Dallas Observer
- Type: Alternative weekly
- Format: Tabloid
- Owner: Voice Media Group
- Editor: Patrick Williams
- News editor: Kelly Dearmore
- Founded: October 2, 1980 (45 years ago)
- Headquarters: 2030 Main Street, Suite 410
- City: Dallas, Texas
- Country: United States
- Circulation: 43,810 (as of June 2016)
- ISSN: 0732-0299
- OCLC number: 7095491
- Website: dallasobserver.com

= Dallas Observer =

Newspaper in Dallas, Texas

The Dallas Observer is a free digital and print publication based in Dallas, Texas. The Observer publishes daily online coverage of local news, restaurants, music, and arts, as well as longform narrative journalism.
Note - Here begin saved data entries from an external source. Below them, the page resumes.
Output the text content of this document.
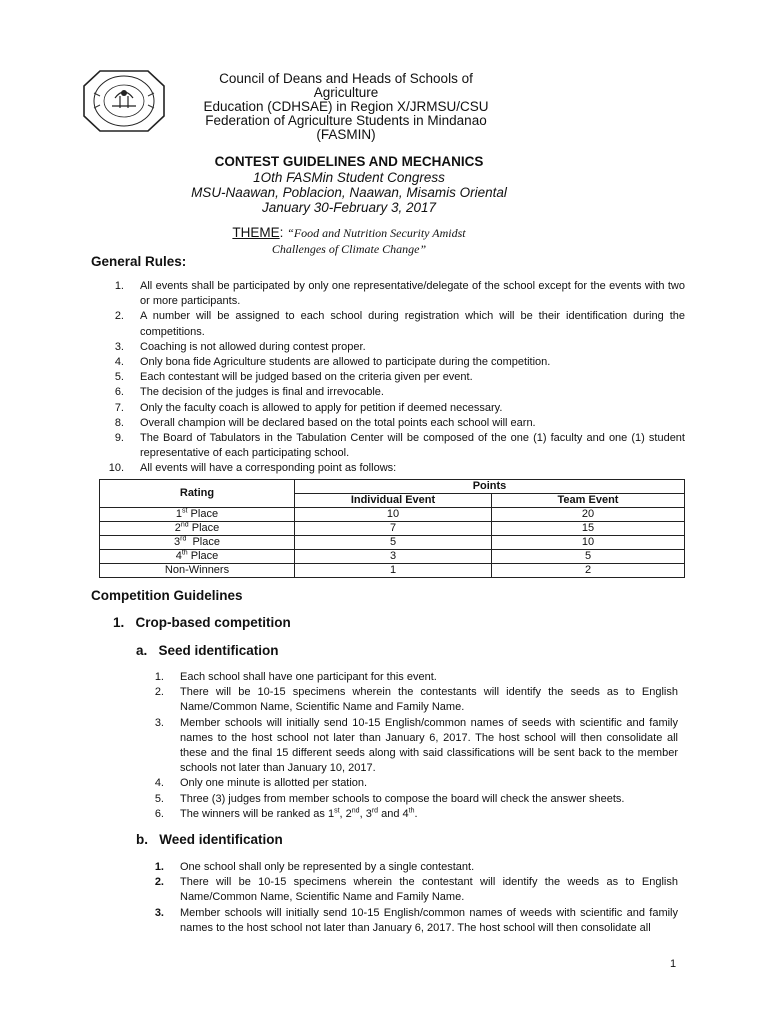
Council of Deans and Heads of Schools of Agriculture
Education (CDHSAE) in Region X/JRMSU/CSU
Federation of Agriculture Students in Mindanao
(FASMIN)
CONTEST GUIDELINES AND MECHANICS
1Oth FASMin Student Congress
MSU-Naawan, Poblacion, Naawan, Misamis Oriental
January 30-February 3, 2017
THEME: “Food and Nutrition Security Amidst
Challenges of Climate Change”
General Rules:
1. All events shall be participated by only one representative/delegate of the school except for the events with two or more participants.
2. A number will be assigned to each school during registration which will be their identification during the competitions.
3. Coaching is not allowed during contest proper.
4. Only bona fide Agriculture students are allowed to participate during the competition.
5. Each contestant will be judged based on the criteria given per event.
6. The decision of the judges is final and irrevocable.
7. Only the faculty coach is allowed to apply for petition if deemed necessary.
8. Overall champion will be declared based on the total points each school will earn.
9. The Board of Tabulators in the Tabulation Center will be composed of the one (1) faculty and one (1) student representative of each participating school.
10. All events will have a corresponding point as follows:
Rating	Points	
	Individual Event	Team Event
1st Place	10	20
2nd Place	7	15
3rd  Place	5	10
4th Place	3	5
Non-Winners	1	2
Competition Guidelines
1. Crop-based competition
a. Seed identification
1. Each school shall have one participant for this event.
2. There will be 10-15 specimens wherein the contestants will identify the seeds as to English Name/Common Name, Scientific Name and Family Name.
3. Member schools will initially send 10-15 English/common names of seeds with scientific and family names to the host school not later than January 6, 2017. The host school will then consolidate all these and the final 15 different seeds along with said classifications will be sent back to the member schools not later than January 10, 2017.
4. Only one minute is allotted per station.
5. Three (3) judges from member schools to compose the board will check the answer sheets.
6. The winners will be ranked as 1st, 2nd, 3rd and 4th.
b. Weed identification
1. One school shall only be represented by a single contestant.
2. There will be 10-15 specimens wherein the contestant will identify the weeds as to English Name/Common Name, Scientific Name and Family Name.
3. Member schools will initially send 10-15 English/common names of weeds with scientific and family names to the host school not later than January 6, 2017. The host school will then consolidate all
1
A weekly print issue circulates every Thursday. The Observer has been owned by Voice Media Group since January 2013. The Observer is a member of the Association of Alternative Newsmedia.

== History ==
The Observer was started in October 1980 by partners Ken Kirk, Bob Walton, Jeff Wilmont, and Gregg Wurdeman as a weekly local arts and cinema review publication. In 1991, the Observer was bought by New Times Media.

In 1995, the H.L. Mencken Writing Award went to columnist Laura Miller, who went on to become the mayor of Dallas after leaving the Observer.

In 2005, New Times both acquired and adopted the corporate name of Village Voice Media. In September 2012, Village Voice Media executives Scott Tobias, Christine Brennan, and Jeff Mars bought Village Voice Media's papers and associated web properties from its founders and formed Voice Media Group.